Dear Kelly Clarkson,

I was reading about your pending divorce with your husband.  This is probably a stressful time for you and your family.  I have appreciated your artistry over the years and was moved to reach out to you.  As a clinical social worker, I have worked with divorcing parents and their children for years and here are a few things I have learned and thought I would share just in case:  

  1.  During the pendency of the divorce and after the ink dries, one of the most constructive things while you and your husband are co-parenting your beautiful children, is to take a positive view of the other parent.  Please know that both of you will make mistakes.  It is not the end of the world if a bath is missed one evening, if clothes don’t match perfectly, or chicken nuggets are served for lunch and dinner.  There is no bad parenting here, just a normal parent who is trying to do his or her best.  Giving the other parent the benefit of a doubt allows your children to observe patience and grace.
  •  Divorce gives you the opportunity to model integrity.  Your divorce is no one’s business (not even mine).  Living such a public life must be difficult at times.  I am sure you will resist the urge to share details.  You will put your differences with your husband aside and do what is best for your children.  You will remain honest and trustworthy.  Take responsibility for your mistakes. You will rise above the riff raff, hold your tongue and turn on your Southern Charm.  
  • Listening to your soon to be ex-husband might be difficult.  You might need to slow your mental roll.  As a quick thinker, it might be hard to listen when you have one hundred thoughts and possible responses all bombarding you at the same time.  Communication can be messy.  Remember that his words represent his thoughts and feelings.  Take a deep breath and really listen.  Ask questions to clarify before judging.   
  • Your kids need you.  Little ‘ole you.  In all of your imperfections, glorious strengths, and wonderful idiosyncrasies.  Stay genuine and authentic in your parenting.  Spend time with your children and drink them in.  They want to know you are divorcing their dad not them.
  •  Remember it is better to be kind than to be right.  Believe me when I say that you will be tested over and over with this.  Create peace within your co-parent relationship.  Your children need their parents to be emotionally stabile. 
  • Divorce is difficult so take care of yourself.  Reach out to your friends and loved ones.  Rest.  Say no!  Protect your time and do not overdo it.  
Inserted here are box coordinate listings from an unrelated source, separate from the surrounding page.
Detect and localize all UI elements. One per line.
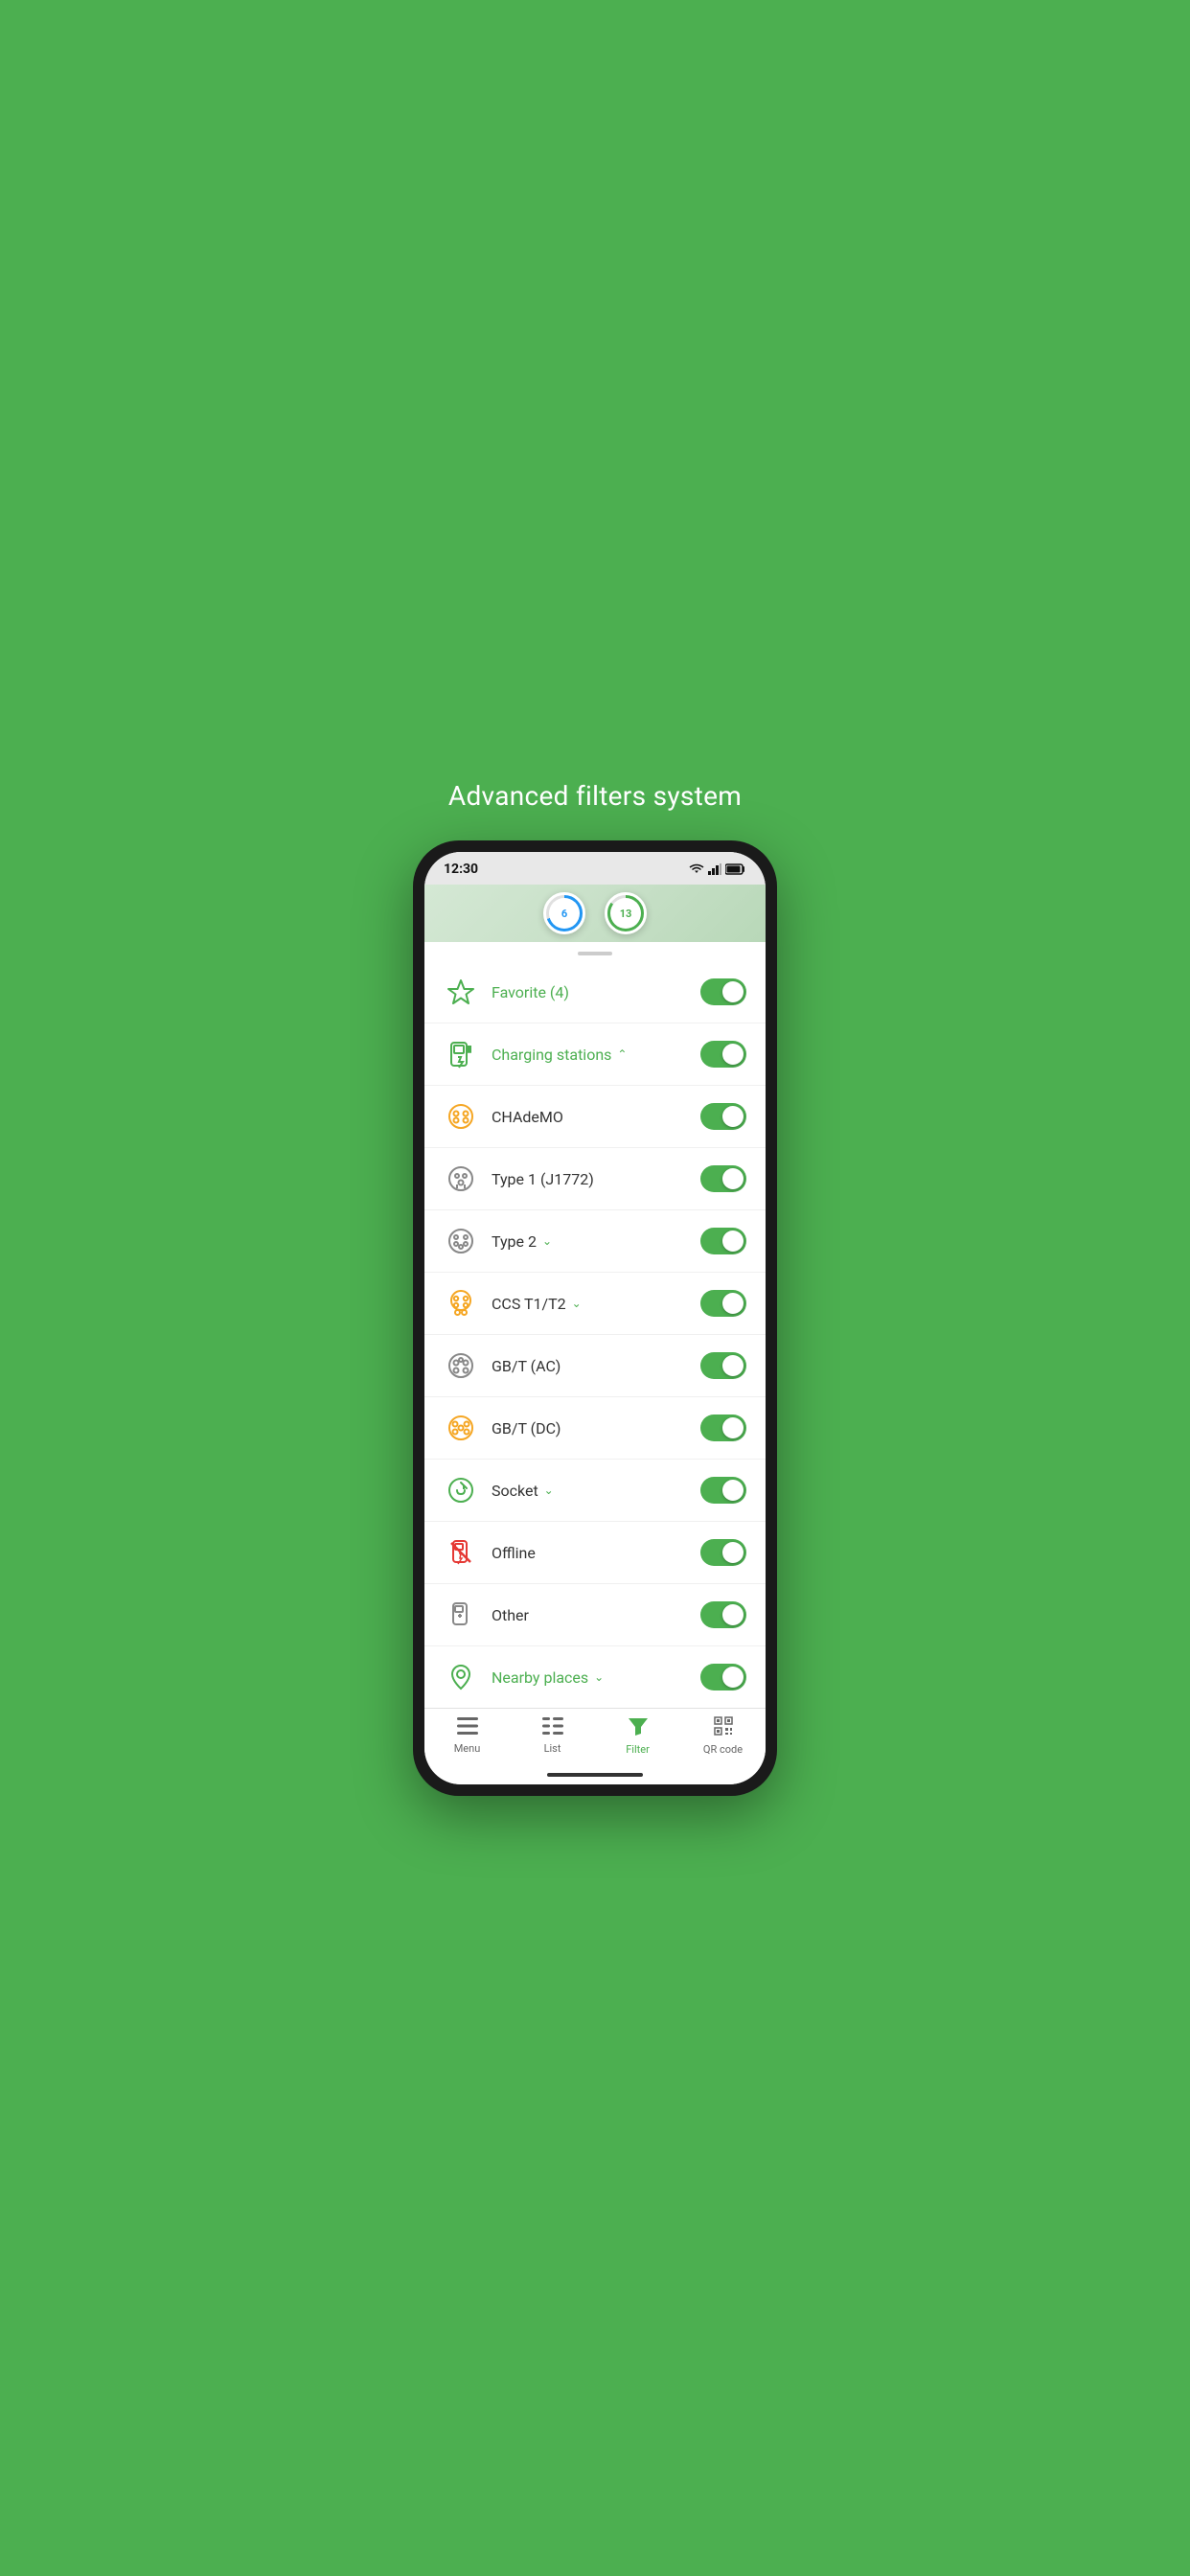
toggle-offline[interactable] xyxy=(700,1539,746,1566)
filter-item-other[interactable]: Other xyxy=(424,1584,766,1646)
favorite-icon xyxy=(444,975,478,1009)
toggle-charging-stations[interactable] xyxy=(700,1041,746,1068)
filter-item-favorite[interactable]: Favorite (4) xyxy=(424,961,766,1024)
map-marker-blue: 6 xyxy=(543,892,585,934)
type1-icon xyxy=(444,1162,478,1196)
status-time: 12:30 xyxy=(444,862,478,877)
other-label: Other xyxy=(492,1606,687,1624)
filter-icon xyxy=(629,1716,648,1740)
signal-icon xyxy=(708,863,721,875)
nav-item-menu[interactable]: Menu xyxy=(424,1716,510,1756)
socket-chevron: ⌄ xyxy=(544,1484,554,1497)
phone-frame: 12:30 xyxy=(413,840,777,1796)
gbt-ac-label: GB/T (AC) xyxy=(492,1357,687,1375)
filter-item-gbt-dc[interactable]: GB/T (DC) xyxy=(424,1397,766,1460)
toggle-gbt-ac[interactable] xyxy=(700,1352,746,1379)
socket-label: Socket ⌄ xyxy=(492,1482,687,1500)
wifi-icon xyxy=(689,863,704,875)
page-title: Advanced filters system xyxy=(448,780,742,812)
gbt-dc-label: GB/T (DC) xyxy=(492,1419,687,1438)
toggle-favorite[interactable] xyxy=(700,978,746,1005)
filter-item-socket[interactable]: Socket ⌄ xyxy=(424,1460,766,1522)
nav-item-filter[interactable]: Filter xyxy=(595,1716,680,1756)
nearby-icon xyxy=(444,1660,478,1694)
gbt-dc-icon xyxy=(444,1411,478,1445)
ccs-label: CCS T1/T2 ⌄ xyxy=(492,1295,687,1313)
type2-label: Type 2 ⌄ xyxy=(492,1232,687,1251)
type2-icon xyxy=(444,1224,478,1258)
map-preview: 6 13 xyxy=(424,885,766,942)
charging-stations-label: Charging stations ⌃ xyxy=(492,1046,687,1064)
toggle-ccs[interactable] xyxy=(700,1290,746,1317)
type2-chevron: ⌄ xyxy=(542,1234,552,1248)
offline-label: Offline xyxy=(492,1544,687,1562)
home-bar xyxy=(547,1773,643,1777)
offline-icon xyxy=(444,1535,478,1570)
filter-nav-label: Filter xyxy=(626,1743,650,1756)
toggle-type1[interactable] xyxy=(700,1165,746,1192)
filter-item-type1[interactable]: Type 1 (J1772) xyxy=(424,1148,766,1210)
ccs-icon xyxy=(444,1286,478,1321)
nav-item-qrcode[interactable]: QR code xyxy=(680,1716,766,1756)
bottom-nav: Menu List xyxy=(424,1708,766,1767)
chademo-icon xyxy=(444,1099,478,1134)
qrcode-nav-label: QR code xyxy=(703,1743,743,1756)
nearby-chevron: ⌄ xyxy=(594,1670,604,1684)
toggle-other[interactable] xyxy=(700,1601,746,1628)
map-marker-green: 13 xyxy=(605,892,647,934)
toggle-socket[interactable] xyxy=(700,1477,746,1504)
phone-screen: 12:30 xyxy=(424,852,766,1784)
battery-icon xyxy=(725,863,746,875)
chademo-label: CHAdeMO xyxy=(492,1108,687,1126)
list-icon xyxy=(542,1716,563,1739)
type1-label: Type 1 (J1772) xyxy=(492,1170,687,1188)
favorite-label: Favorite (4) xyxy=(492,983,687,1001)
filter-item-gbt-ac[interactable]: GB/T (AC) xyxy=(424,1335,766,1397)
filter-item-charging-stations[interactable]: Charging stations ⌃ xyxy=(424,1024,766,1086)
drawer-handle[interactable] xyxy=(424,942,766,961)
filter-item-offline[interactable]: Offline xyxy=(424,1522,766,1584)
filter-item-chademo[interactable]: CHAdeMO xyxy=(424,1086,766,1148)
gbt-ac-icon xyxy=(444,1348,478,1383)
filter-item-nearby[interactable]: Nearby places ⌄ xyxy=(424,1646,766,1708)
toggle-nearby[interactable] xyxy=(700,1664,746,1690)
ccs-chevron: ⌄ xyxy=(572,1297,582,1310)
toggle-gbt-dc[interactable] xyxy=(700,1414,746,1441)
charging-stations-icon xyxy=(444,1037,478,1071)
nav-item-list[interactable]: List xyxy=(510,1716,595,1756)
status-bar: 12:30 xyxy=(424,852,766,885)
socket-icon xyxy=(444,1473,478,1507)
toggle-chademo[interactable] xyxy=(700,1103,746,1130)
nearby-label: Nearby places ⌄ xyxy=(492,1668,687,1687)
menu-nav-label: Menu xyxy=(454,1742,481,1755)
handle-bar xyxy=(578,952,612,955)
filter-item-type2[interactable]: Type 2 ⌄ xyxy=(424,1210,766,1273)
outer-wrapper: Advanced filters system 12:30 xyxy=(394,780,796,1796)
list-nav-label: List xyxy=(544,1742,561,1755)
qrcode-icon xyxy=(714,1716,733,1740)
status-icons xyxy=(689,863,746,875)
home-indicator xyxy=(424,1767,766,1784)
charging-stations-chevron: ⌃ xyxy=(617,1047,627,1061)
other-icon xyxy=(444,1598,478,1632)
filter-item-ccs[interactable]: CCS T1/T2 ⌄ xyxy=(424,1273,766,1335)
menu-icon xyxy=(457,1716,478,1739)
toggle-type2[interactable] xyxy=(700,1228,746,1254)
filter-list: Favorite (4) Ch xyxy=(424,961,766,1708)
Finally, I would like to suggest that you consider using the Collaborative Divorce process for your case. This process prioritizes the needs of the children, it is private and confidential and it is a process that enables you and Brandon to be your best selves through the divorce.

As someone that saw you from afar grow up in Burleson,  I am proud of you and all you have accomplished and I know that you will handle this divorce with the same grace and dignity that we have seen throughout your career.